Se preocupaban, claro que sí. Pero nada hicieron para acelerar una solución, sino esperar y llorar en secreto, como dicen que hacían los indios cuando los paralizaba la tragedia.

Cuando Bill terminó de demostrar todo cuanto sabía sobre la vida y los milagros de Eliseo, el pastor Asher Pratt y su esposa, Lea, intercambiaron una mirada cómplice. No necesitaban referencias adicionales para contratarlo. Su tarea incluiría todos los servicios. Lea abrió sus bellas manos y prometió, enigmáticamente, hacerle conocer el monte Carmelo.

Bill quiso saber qué significaba “todos los servicios”.

Ella cambió de tema.

—Ese monte está próximo, ya verás.

A Bill le impresionó la mirada de Lea, fuerte como un relámpago.

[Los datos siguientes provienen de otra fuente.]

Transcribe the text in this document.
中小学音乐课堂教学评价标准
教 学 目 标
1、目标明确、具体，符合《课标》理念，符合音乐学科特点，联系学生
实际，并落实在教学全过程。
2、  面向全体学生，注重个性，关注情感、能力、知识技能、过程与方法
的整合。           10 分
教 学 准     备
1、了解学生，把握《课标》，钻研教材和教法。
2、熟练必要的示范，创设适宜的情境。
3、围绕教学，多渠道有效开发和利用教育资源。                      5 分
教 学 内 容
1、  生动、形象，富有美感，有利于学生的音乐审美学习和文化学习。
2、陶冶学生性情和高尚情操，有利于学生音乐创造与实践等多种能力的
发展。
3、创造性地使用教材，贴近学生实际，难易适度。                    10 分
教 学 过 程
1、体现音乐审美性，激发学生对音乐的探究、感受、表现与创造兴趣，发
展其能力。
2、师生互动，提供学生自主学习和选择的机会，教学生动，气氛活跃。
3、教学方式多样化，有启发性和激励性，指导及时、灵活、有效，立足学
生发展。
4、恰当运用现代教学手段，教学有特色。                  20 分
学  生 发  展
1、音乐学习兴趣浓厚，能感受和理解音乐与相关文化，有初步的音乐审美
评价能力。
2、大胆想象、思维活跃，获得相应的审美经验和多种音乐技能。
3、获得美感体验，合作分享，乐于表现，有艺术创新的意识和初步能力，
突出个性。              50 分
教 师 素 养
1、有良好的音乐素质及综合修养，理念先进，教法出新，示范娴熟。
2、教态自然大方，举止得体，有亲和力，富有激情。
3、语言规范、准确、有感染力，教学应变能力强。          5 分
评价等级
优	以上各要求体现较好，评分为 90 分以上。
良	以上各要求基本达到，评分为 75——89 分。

La carpa era el templo de la congregación fundada por Asher y su mujer. Tenía la forma de un circo ambulante, con dos mástiles centrales y tres docenas de soportes en torno de la circunferencia. El piso era de tierra apisonada, con una alfombra roja en el pasillo central. A sus lados se alineaban sillas plegadizas. Tras el púlpito colgaba una cruz de latón iluminada por una lámpara de aceite. Junto al estrado, protegida con una verja, relucía una caja dorada cubierta por grandes plumas de pavo real.

—Sigo el modelo de Moisés en el desierto —explicó Asher.